Foram diversos minutos os quais as duas amigas perderam-se entre risadas debochadas. Tantos, que em determinado momento, Clear jogou-se contra o assento do motorista, exausta de tanto esforço e quase sem ar. Sem sombra de dúvidas, a quase garrafa de vodca consumida pelas duas possuía uma grande parte de toda àquela graça.
A euforia era tanta, que Zoe deixou até mesmo seu celular cair sobre o empoeirado tapete do carro da amiga, mas sem demora, apanhou-o novamente. Em seguida, como Clear, se escorou no banco para que pudesse descansar com mais facilidade, uma vez que naquela altura do campeonato, já necessitava de algo para se apoiar.
— Aquele garoto é chato demais. — Clear desligou o celular e o deixou no espaçamento entre os dois assentos. — E ele não se manca.
— Eu já dei vários foras nele, mas parece que ele nunca aprende, e isso já tá chato — resmungou Zoe.
— Que bom que você se valoriza, porque ele... — Clear respirou fundo. — É um nada.
— E eu já não sei disso? Preciso de forças pra aguentar essa bobagem dramática dele todos os dias, parece uma necessidade.
— Falando em necessidade, preciso fazer xixi.
— Sério, já? Isso que dá tomar quase tudo.
— Até parece que você também não tomou, garota pura. — Aos cambaleios, Clear saiu do carro deixando até mesmo Zoe para trás.
— Ei, sua vaca, vai me deixar sozinha aqui? — gritou a amiga, também ausentando-se do veículo.
— É só um estacionamento, vazio e.. escuro.
— Justamente por isso, sou acostumada com esse lugar cheio de gente.
— E é disso que você deveria ter medo.
— Faz sentido.
As duas partiram juntas para o foco de luz mais próximo, um pequeno refletor posicionado em uma singela calçada de concreto. A luz que emergia do mesmo era fraca, talvez pelos anos que nunca fora trocada, ainda assim, aos tropeços, era literalmente uma luz no fim do túnel.
Na medida em que se aproximavam, deixavam para trás a silhueta profundamente escurecida da escola, que era tão horripilante quanto o próprio breu que pisavam. Eram três andares de pura escuridão e exílio total, pelo menos nas próximas horas.
Clear disparou para trás do memorial ali construído, e finalmente, pôde se alivar.
— Amanhã esse lugar vai estar muito louco, como todos os anos. — Ela ergueu-se, arrumando sua roupa mais uma vez na medida em que se ausentava da retaguarda da placa.
— Tem algum motivo especial? — perguntou Zoe, cruzando os braços.
— Esse. — A garota apontou para a pequena construção na qual estava atrás.

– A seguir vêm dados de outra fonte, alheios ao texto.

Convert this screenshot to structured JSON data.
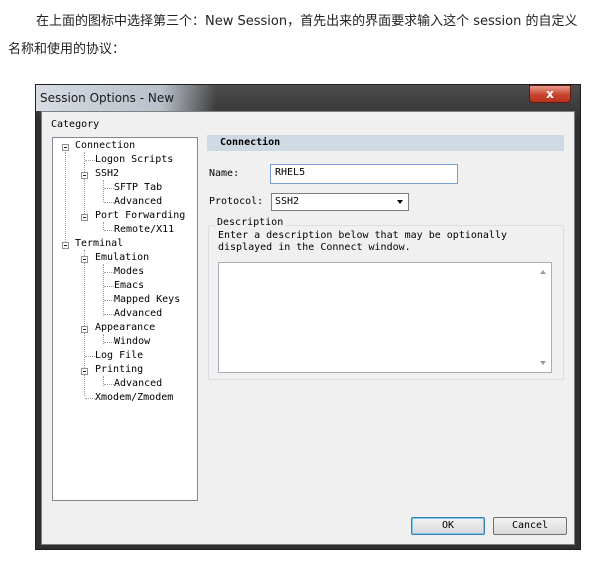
{
  "intro": {
    "line1": "在上面的图标中选择第三个：New Session，首先出来的界面要求输入这个 session 的自定义名称和使用的协议："
  },
  "window": {
    "title": "Session Options - New",
    "close_glyph": "x"
  },
  "category": {
    "label": "Category",
    "tree": [
      {
        "id": "connection",
        "label": "Connection"
      },
      {
        "id": "logon-scripts",
        "label": "Logon Scripts"
      },
      {
        "id": "ssh2",
        "label": "SSH2"
      },
      {
        "id": "sftp-tab",
        "label": "SFTP Tab"
      },
      {
        "id": "ssh2-advanced",
        "label": "Advanced"
      },
      {
        "id": "port-forwarding",
        "label": "Port Forwarding"
      },
      {
        "id": "remote-x11",
        "label": "Remote/X11"
      },
      {
        "id": "terminal",
        "label": "Terminal"
      },
      {
        "id": "emulation",
        "label": "Emulation"
      },
      {
        "id": "modes",
        "label": "Modes"
      },
      {
        "id": "emacs",
        "label": "Emacs"
      },
      {
        "id": "mapped-keys",
        "label": "Mapped Keys"
      },
      {
        "id": "emulation-advanced",
        "label": "Advanced"
      },
      {
        "id": "appearance",
        "label": "Appearance"
      },
      {
        "id": "window",
        "label": "Window"
      },
      {
        "id": "log-file",
        "label": "Log File"
      },
      {
        "id": "printing",
        "label": "Printing"
      },
      {
        "id": "printing-advanced",
        "label": "Advanced"
      },
      {
        "id": "xmodem-zmodem",
        "label": "Xmodem/Zmodem"
      }
    ]
  },
  "panel": {
    "header": "Connection",
    "name_label": "Name:",
    "name_value": "RHEL5",
    "protocol_label": "Protocol:",
    "protocol_value": "SSH2",
    "description_title": "Description",
    "description_hint_line1": "Enter a description below that may be optionally",
    "description_hint_line2": "displayed in the Connect window.",
    "description_value": ""
  },
  "buttons": {
    "ok": "OK",
    "cancel": "Cancel"
  }
}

— Todos ano é isso, já tá cansando. — As duas se viraram e começaram a retornar ao veículo. — Eles já morreram, deu, vinte anos atrás, acontece. Essa cidade não sabe seguir em frente.
— Você é cruel.
— Ah, qual é. Tô mentindo?
— É.. na realidade não. Realmente é chato. Tudo isso que fazem sempre não vai trazer aquele pessoal de volta.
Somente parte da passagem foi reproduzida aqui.